Lee - Sure you can support the development of alternatives to oil.  Just don't use my money to do so. 
I would sure like to know who is robbing ordinary Americans.  I suspect those you think are being "robbed" are actually indulging in voluntary consumption.  Like you buying your gasoline.  You do have alternatives but you don't actually believe your rhetoric enough to sacrifice your life style to use those alternatives. 
I have great faith in our capitalist system.  I believe it can give us workable solutions as long as government stays out of the way.


Ec -- there are alternatives and then there are realistic alternatives.  As for using "your" money to find alternatives, you probably should do some research.  If you do, you will discover that governments have always had a hand in helping develop new technology.  When it works, it benefits all of us.  When it doesn't, it gives us all one more thing to complain about.  But we've still learned something, so that in itself might be a benefit.

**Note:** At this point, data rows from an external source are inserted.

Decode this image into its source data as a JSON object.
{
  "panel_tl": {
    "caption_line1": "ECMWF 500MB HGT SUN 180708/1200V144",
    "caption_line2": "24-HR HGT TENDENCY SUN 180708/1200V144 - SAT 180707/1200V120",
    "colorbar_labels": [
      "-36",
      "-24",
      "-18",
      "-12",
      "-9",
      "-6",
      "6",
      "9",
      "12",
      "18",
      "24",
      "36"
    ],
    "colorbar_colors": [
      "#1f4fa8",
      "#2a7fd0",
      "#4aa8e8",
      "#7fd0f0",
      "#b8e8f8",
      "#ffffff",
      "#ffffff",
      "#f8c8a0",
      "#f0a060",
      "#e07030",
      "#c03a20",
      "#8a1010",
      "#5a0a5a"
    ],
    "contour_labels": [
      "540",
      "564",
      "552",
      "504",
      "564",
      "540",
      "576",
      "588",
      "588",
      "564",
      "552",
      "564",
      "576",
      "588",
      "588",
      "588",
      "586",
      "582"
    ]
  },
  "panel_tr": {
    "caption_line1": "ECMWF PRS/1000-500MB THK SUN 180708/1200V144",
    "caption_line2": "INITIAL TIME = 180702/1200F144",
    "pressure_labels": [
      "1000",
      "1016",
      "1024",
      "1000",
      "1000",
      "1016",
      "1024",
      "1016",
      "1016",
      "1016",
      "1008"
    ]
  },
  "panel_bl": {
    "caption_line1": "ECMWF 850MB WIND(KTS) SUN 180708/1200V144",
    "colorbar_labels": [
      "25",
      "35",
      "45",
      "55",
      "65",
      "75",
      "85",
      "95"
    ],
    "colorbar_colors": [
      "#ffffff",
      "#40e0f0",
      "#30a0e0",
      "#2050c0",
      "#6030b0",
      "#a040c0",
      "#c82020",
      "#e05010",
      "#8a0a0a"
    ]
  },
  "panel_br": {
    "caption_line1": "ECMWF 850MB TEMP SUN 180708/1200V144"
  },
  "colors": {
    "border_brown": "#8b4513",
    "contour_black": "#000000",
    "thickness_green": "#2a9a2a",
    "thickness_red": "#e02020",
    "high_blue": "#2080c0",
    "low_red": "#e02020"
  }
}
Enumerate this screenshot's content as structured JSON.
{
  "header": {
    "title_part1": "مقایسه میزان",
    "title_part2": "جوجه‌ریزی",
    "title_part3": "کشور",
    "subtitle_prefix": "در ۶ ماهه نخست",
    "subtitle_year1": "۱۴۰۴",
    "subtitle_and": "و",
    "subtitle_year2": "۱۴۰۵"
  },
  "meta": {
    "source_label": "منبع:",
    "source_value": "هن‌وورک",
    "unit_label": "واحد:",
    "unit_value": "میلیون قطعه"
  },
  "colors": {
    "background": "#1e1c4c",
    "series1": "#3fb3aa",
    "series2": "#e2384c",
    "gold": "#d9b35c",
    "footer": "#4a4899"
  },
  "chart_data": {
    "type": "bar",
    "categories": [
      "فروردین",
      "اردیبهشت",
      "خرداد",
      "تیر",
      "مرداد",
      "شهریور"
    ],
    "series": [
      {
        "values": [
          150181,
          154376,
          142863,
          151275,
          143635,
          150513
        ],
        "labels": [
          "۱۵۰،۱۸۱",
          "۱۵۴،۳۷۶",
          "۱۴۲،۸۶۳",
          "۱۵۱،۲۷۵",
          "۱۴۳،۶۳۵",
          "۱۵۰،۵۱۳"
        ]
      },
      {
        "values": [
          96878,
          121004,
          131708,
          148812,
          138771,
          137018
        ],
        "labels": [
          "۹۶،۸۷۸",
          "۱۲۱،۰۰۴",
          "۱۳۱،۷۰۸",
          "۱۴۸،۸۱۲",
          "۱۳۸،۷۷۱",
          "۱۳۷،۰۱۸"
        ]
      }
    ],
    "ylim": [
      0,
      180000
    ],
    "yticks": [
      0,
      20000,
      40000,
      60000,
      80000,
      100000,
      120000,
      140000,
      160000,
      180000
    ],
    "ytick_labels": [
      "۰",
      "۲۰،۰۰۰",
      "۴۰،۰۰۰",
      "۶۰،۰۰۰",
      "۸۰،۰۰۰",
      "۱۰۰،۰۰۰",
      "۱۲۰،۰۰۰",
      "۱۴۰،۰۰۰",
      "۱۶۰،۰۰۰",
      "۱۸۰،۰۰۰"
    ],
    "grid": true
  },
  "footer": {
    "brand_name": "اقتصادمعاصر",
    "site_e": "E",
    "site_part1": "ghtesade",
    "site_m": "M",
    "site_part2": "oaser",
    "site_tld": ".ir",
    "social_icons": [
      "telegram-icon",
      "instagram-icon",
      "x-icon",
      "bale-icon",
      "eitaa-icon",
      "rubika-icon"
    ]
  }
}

Our own Senator Hatch in Utah was recently yowling about Solyndra while conveniently forgetting that he had pushed hard for -- and won -- support for another try that failed.

What it all comes down to is reasonableness.  And until we can somehow find a way to work together, reasonable solutions will remain elusive.

Keep smiling.


Lee - Unfortunately, governments "help" has too often hurt technology.  And i can't seem to recall a prior technology that governments gave 30% tax credit for capital investments by those that used a less efficient technology - but perhaps you can educate me.
And I'm always smiling.


Oil companies?  Coal companies removing Appalachian mountaintops?  But we can go back and forth like this all day.  Probably won't change much.